Белый ящер, стр. 14

4

Кирилл сидел в роскошном красном кресле гостиничного холла, уставившись на электрические часы. Это его забавляло, хотя часы были обычные, стандартные, вмонтированные в стену. Каждую минуту раздавался еле слышный щелчок и большая стрелка передвигалась еще на одно деление. До восьми оставался один-единственный щелчок, и Кирилл знал, что вместе с ним в холле, молчаливый и элегантный, появится Несси. Именно это его и забавляло.
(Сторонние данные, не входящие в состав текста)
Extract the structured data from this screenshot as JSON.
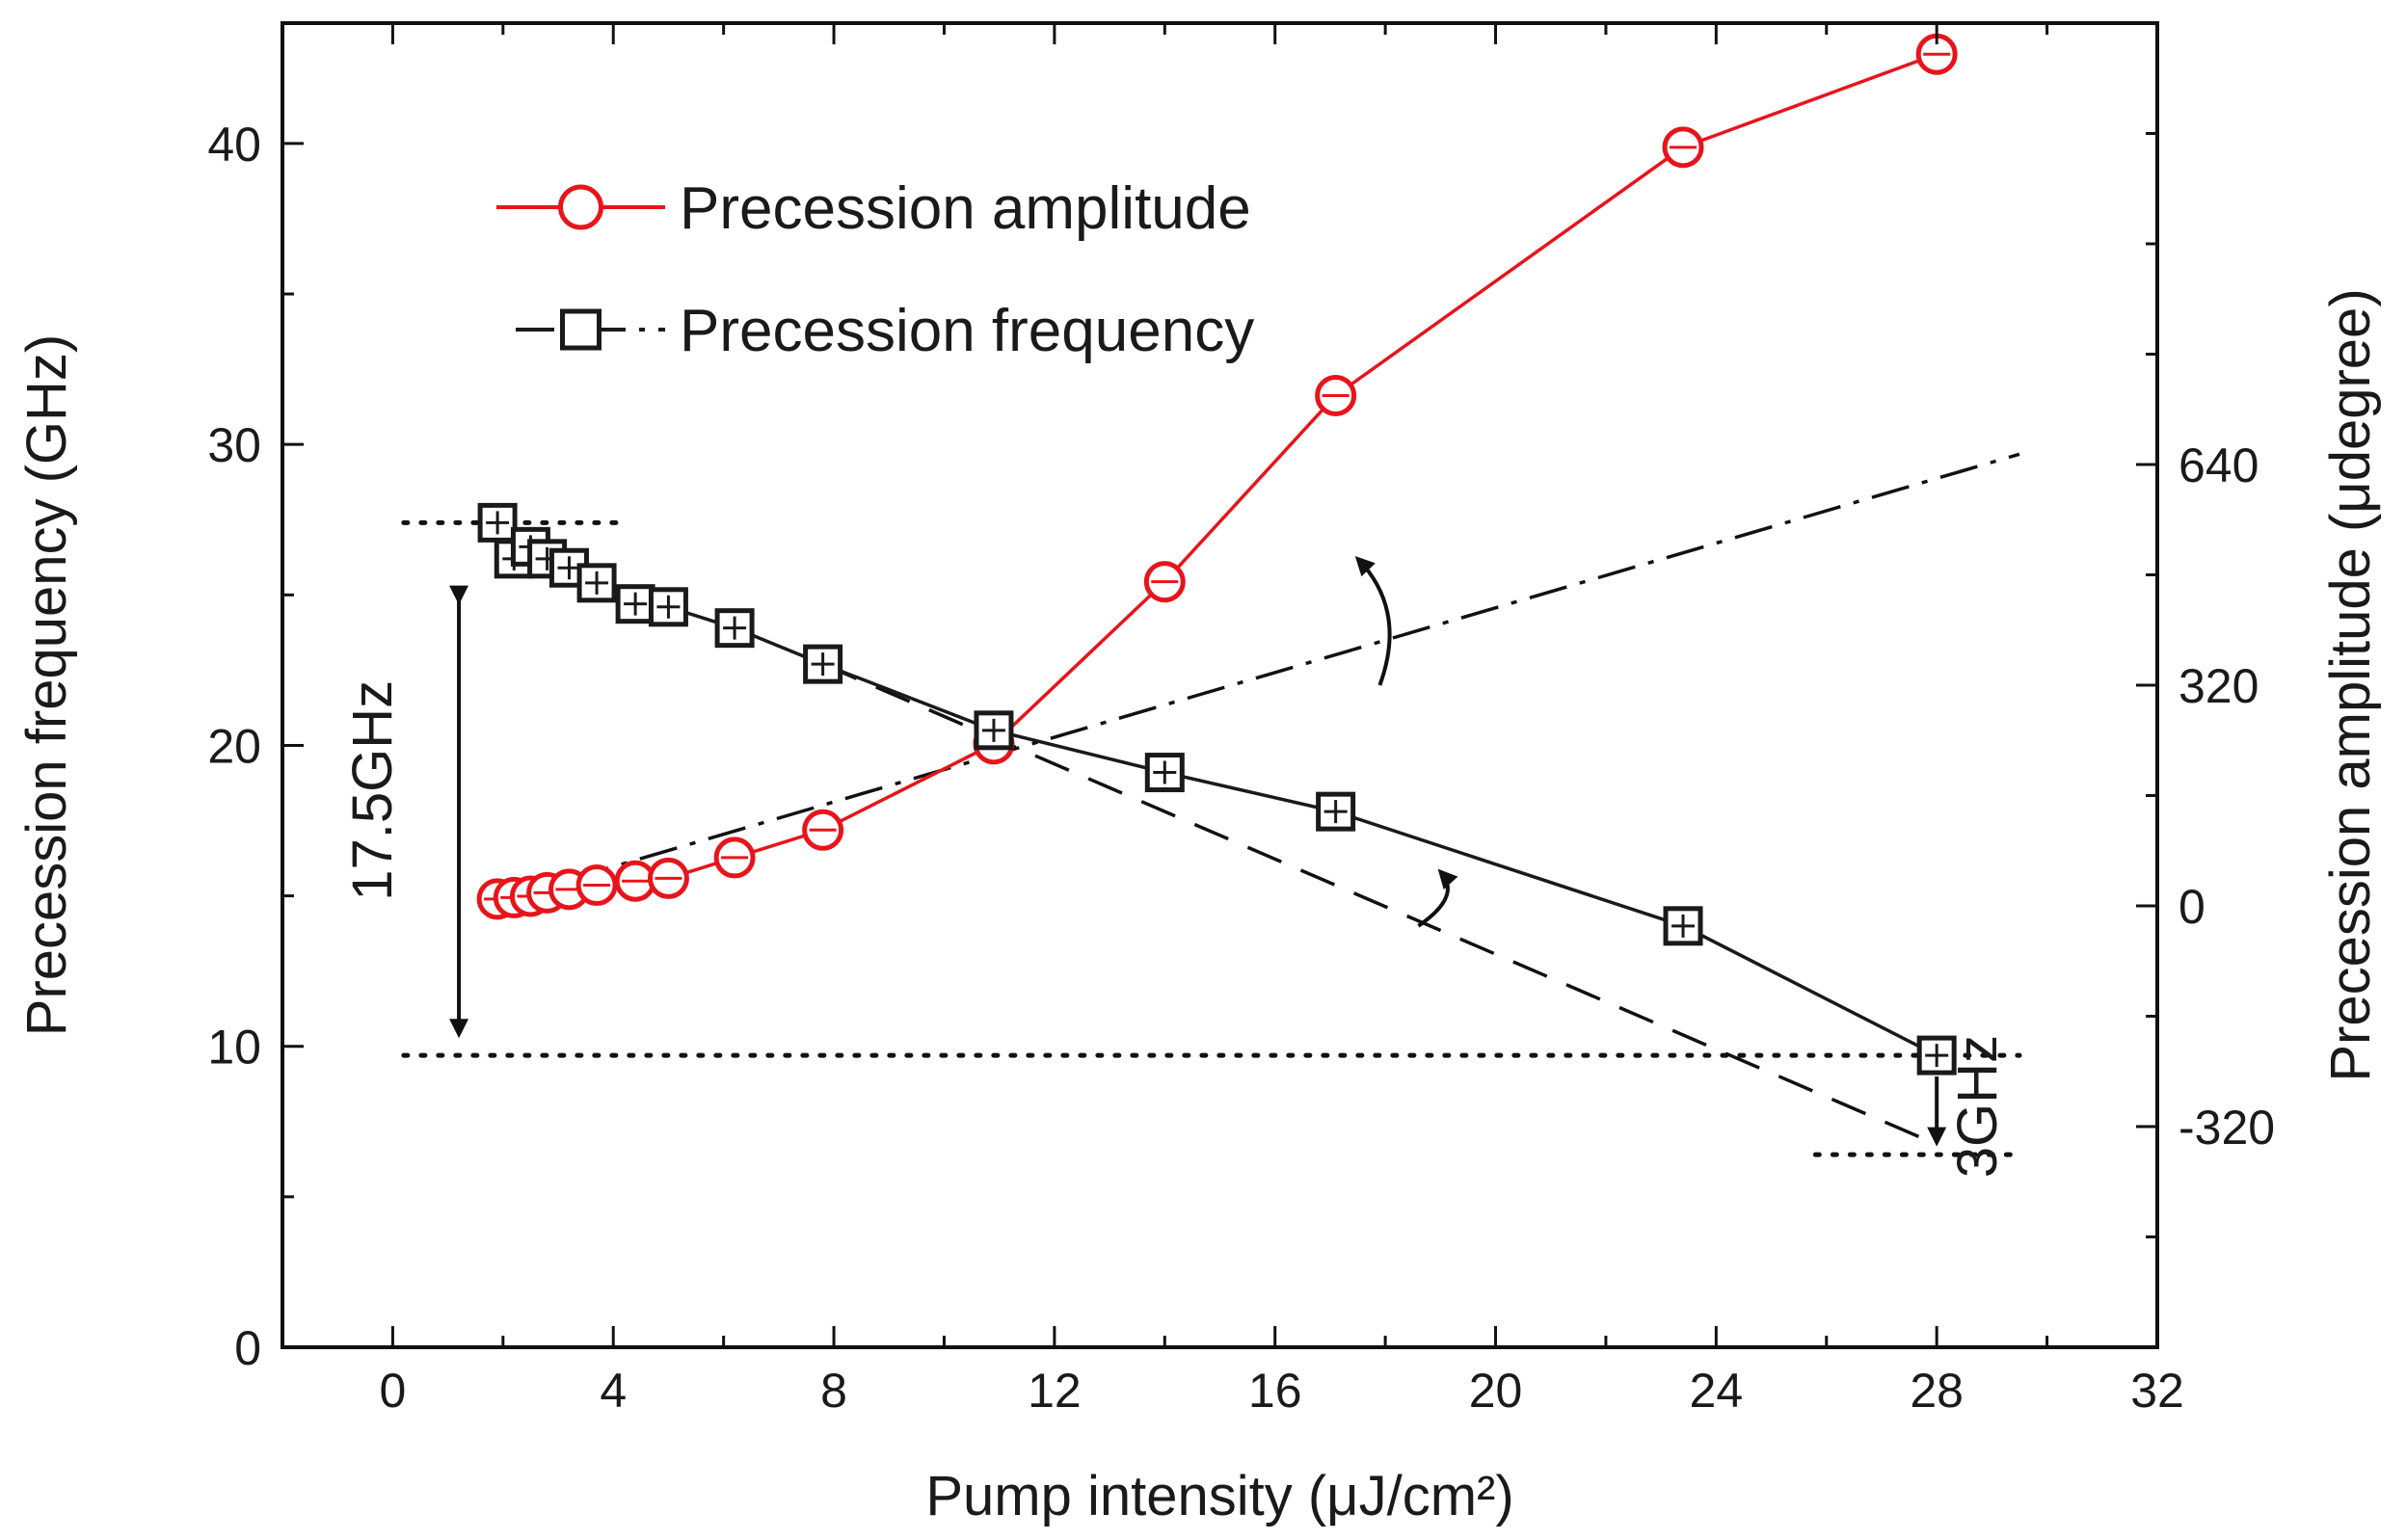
{
  "chart_data": {
    "type": "line",
    "title": "",
    "xlabel": "Pump intensity (μJ/cm²)",
    "ylabel_left": "Precession frequency  (GHz)",
    "ylabel_right": "Precession amplitude  (μdegree)",
    "xlim": [
      -2,
      32
    ],
    "ylim_left": [
      0,
      44
    ],
    "ylim_right": [
      -640,
      1280
    ],
    "x_ticks": [
      "0",
      "4",
      "8",
      "12",
      "16",
      "20",
      "24",
      "28",
      "32"
    ],
    "y_left_ticks": [
      "0",
      "10",
      "20",
      "30",
      "40"
    ],
    "y_right_ticks": [
      "-320",
      "0",
      "320",
      "640"
    ],
    "legend_position": "top-left",
    "series": [
      {
        "name": "Precession amplitude",
        "axis": "right",
        "color": "#e8141b",
        "marker": "circle",
        "x": [
          1.9,
          2.2,
          2.5,
          2.8,
          3.2,
          3.7,
          4.4,
          5.0,
          6.2,
          7.8,
          10.9,
          14.0,
          17.1,
          23.4,
          28.0
        ],
        "y": [
          10,
          12,
          14,
          19,
          24,
          30,
          36,
          40,
          70,
          110,
          235,
          470,
          740,
          1100,
          1235
        ]
      },
      {
        "name": "Precession frequency",
        "axis": "left",
        "color": "#1a1a1a",
        "marker": "square",
        "x": [
          1.9,
          2.2,
          2.5,
          2.8,
          3.2,
          3.7,
          4.4,
          5.0,
          6.2,
          7.8,
          10.9,
          14.0,
          17.1,
          23.4,
          28.0
        ],
        "y": [
          27.4,
          26.2,
          26.6,
          26.2,
          25.9,
          25.4,
          24.7,
          24.6,
          23.9,
          22.7,
          20.5,
          19.1,
          17.8,
          14.0,
          9.7
        ]
      }
    ],
    "guides": [
      {
        "name": "dash-dot-trend",
        "axis": "right",
        "style": "dash-dot",
        "from": [
          2.0,
          10
        ],
        "to": [
          29.5,
          655
        ]
      },
      {
        "name": "dashed-trend",
        "axis": "left",
        "style": "dashed",
        "from": [
          7.8,
          22.7
        ],
        "to": [
          27.8,
          6.9
        ]
      },
      {
        "name": "dotted-top",
        "axis": "left",
        "style": "dotted",
        "from": [
          0.2,
          27.4
        ],
        "to": [
          4.2,
          27.4
        ]
      },
      {
        "name": "dotted-mid",
        "axis": "left",
        "style": "dotted",
        "from": [
          0.2,
          9.7
        ],
        "to": [
          29.5,
          9.7
        ]
      },
      {
        "name": "dotted-low",
        "axis": "left",
        "style": "dotted",
        "from": [
          25.8,
          6.4
        ],
        "to": [
          29.5,
          6.4
        ]
      }
    ],
    "annotations": [
      {
        "text": "17.5GHz",
        "x": 1.2,
        "y": 18.5,
        "axis": "left"
      },
      {
        "text": "3GHz",
        "x": 30.3,
        "y": 8.0,
        "axis": "left"
      }
    ]
  }
}
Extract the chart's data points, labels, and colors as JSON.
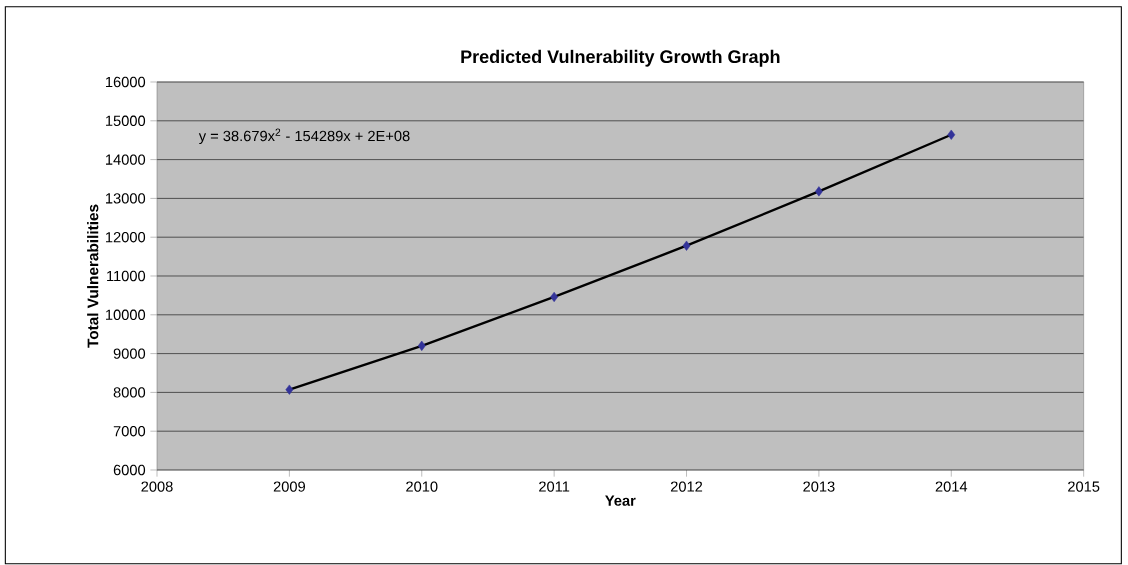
{
  "chart_data": {
    "type": "scatter",
    "title": "Predicted Vulnerability Growth Graph",
    "xlabel": "Year",
    "ylabel": "Total Vulnerabilities",
    "annotations": [
      "y = 38.679x$^{2}$ - 154289x + 2E+08"
    ],
    "xlim": [
      2008,
      2015
    ],
    "xticks": [
      2008,
      2009,
      2010,
      2011,
      2012,
      2013,
      2014,
      2015
    ],
    "ylim": [
      6000,
      16000
    ],
    "yticks": [
      6000,
      7000,
      8000,
      9000,
      10000,
      11000,
      12000,
      13000,
      14000,
      15000,
      16000
    ],
    "grid": "y",
    "series": [
      {
        "type": "line",
        "color": "#000000",
        "marker": "none",
        "x": [
          2009,
          2010,
          2011,
          2012,
          2013,
          2014
        ],
        "values": [
          8070,
          9200,
          10460,
          11780,
          13180,
          14640
        ]
      },
      {
        "color": "#333399",
        "marker": "diamond",
        "x": [
          2009,
          2010,
          2011,
          2012,
          2013,
          2014
        ],
        "values": [
          8070,
          9200,
          10460,
          11780,
          13180,
          14640
        ]
      }
    ]
  }
}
При всей несхожести характеров Кирилл и Несси внешне очень напоминали друг друга — фигурой, даже манерой одеваться. Оба по-спортивному поджарые и рослые, аккуратно подстриженные, в хорошо сшитых, чуть отстающих от моды костюмах. Оба сдержанные, с безупречными манерами, по крайней мере, на людях. Но Кирилл был гораздо энергичнее, на его живом худощавом лице лежала печать одухотворенности, а насмешливый взгляд смущал всех собеседников, за исключением, разумеется, Несси. Может, потому они и сошлись. Между ними сложились естественные, равноправные в лучшем смысле слова, непринужденно искренние отношения. Оба считались блестящими молодыми учеными, и это сближало их больше, чем общие интересы.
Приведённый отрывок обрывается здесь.